The three Kirloskar brothers—Sanjay, Atul, Rahul—and their cousin Vikram are restructuring their ownership of the companies they independently manage in the USD 2.4 billion (around Rs 11,110 crore) Kirloskar group by diluting cross-holdings.
Last week, Atul Kirloskar’s Kirloskar Oil Engines Ltd (KOEL) sold its stake in six unlisted firms that were controlled by his cousin Vikram Kirloskar for Rs 250 crore. KOEL owned 11% of Toyota Kirloskar Motor Pvt Ltd (TKM), 10% of Toyota Kirloskar Auto Parts Pvt Ltd (TKAP), 3.82% of Kirloskar Toyoda Textile Machinery Pvt Ltd, 44.6% of Toyota Tsusho India Pvt. Ltd, 26% of TG Kirloskar Automatic Pvt. Ltd and 10.99% of Denso Kirloskar Industries Pvt Ltd.

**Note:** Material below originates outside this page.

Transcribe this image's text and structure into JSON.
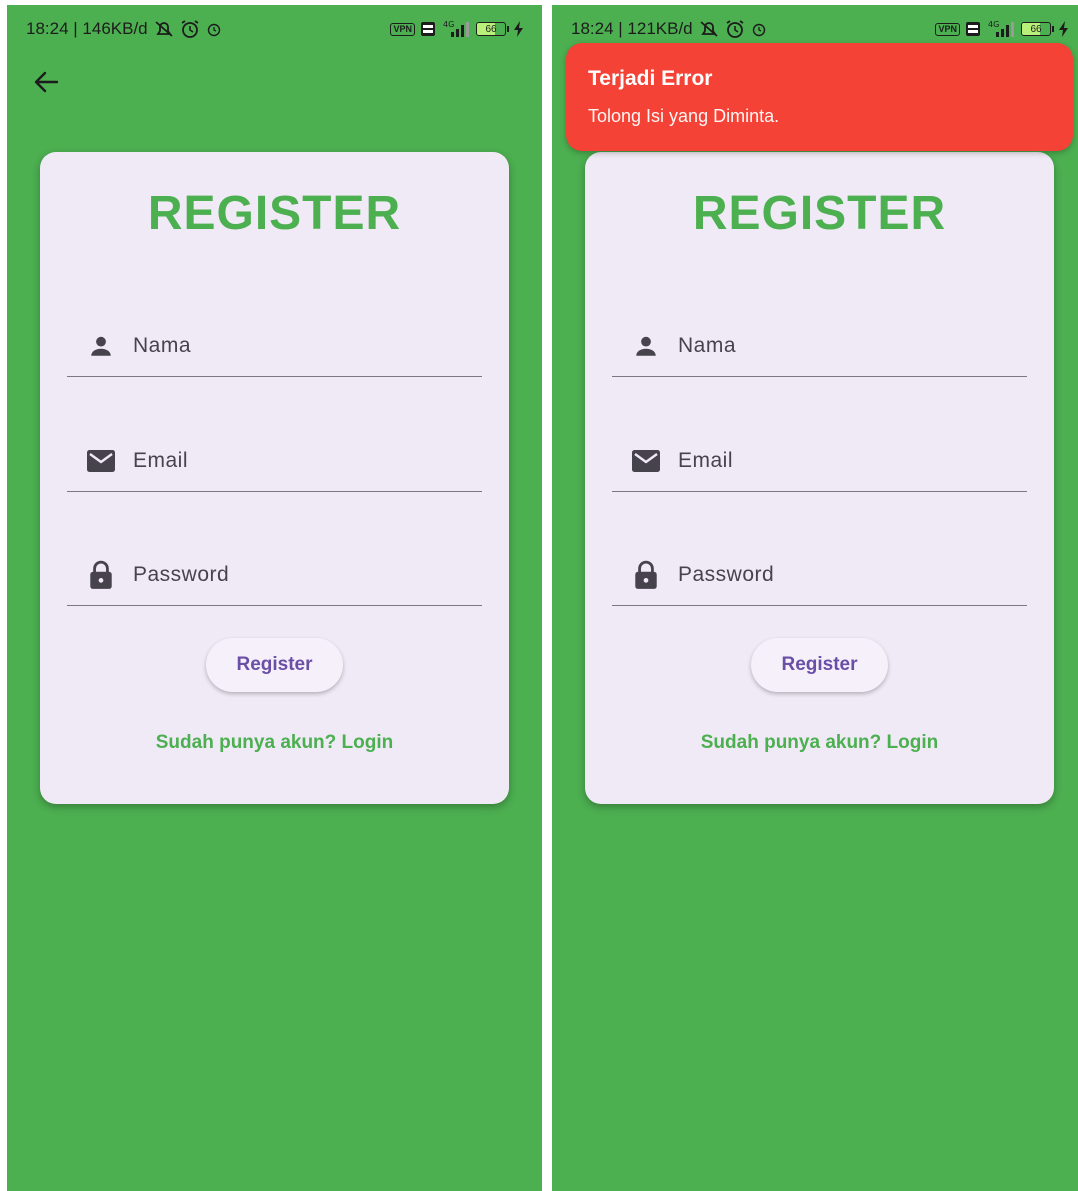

“These investments did not reflect the return on equity on Kirloskar Oil Engines, nor were related business and hence, we decided to sell them,” said a member of the family, who did not want to be identified.
The Kirloskar group was founded by Laxmanrao Kirloskar in 1880. His son Shantanurao Laxmanrao Kirloskar spearheaded the group and established established KOEL and Kirloskar Electric Co Ltd in 1946, owns four major listed companies that are managed by the three brothers.
Sanjay Kirloskar runs Kirloskar Brothers Ltd (KBL), Atul Kirloskar runs KOEL and Kirloskar Ferrous Industries Ltd, and their younger brother Rahul Kirloskar manages Kirloskar Pneumatic Co Ltd. Cousin Vikram manages the auto component joint ventures such as TKM and TKAP in Bangalore. All are fourth-generation Kirloskars.
The restructuring of the group—only the second such in its history since the last one in 2000 when Vijay Kirloskar, uncle of the three brothers and their cousin, parted ways from the group; the settlement saw him taking control of Kirloskar Electric and 15 companies—began earlier this year with KBL and KOEL transferring their investments, largely holdings in other group firms, into separate companies.
The transfers are meant to give shareholders the choice of owning shares in both manufacturing and investment firms, a second member of the Kirloskar family said. He, too, didn’t want to be identified.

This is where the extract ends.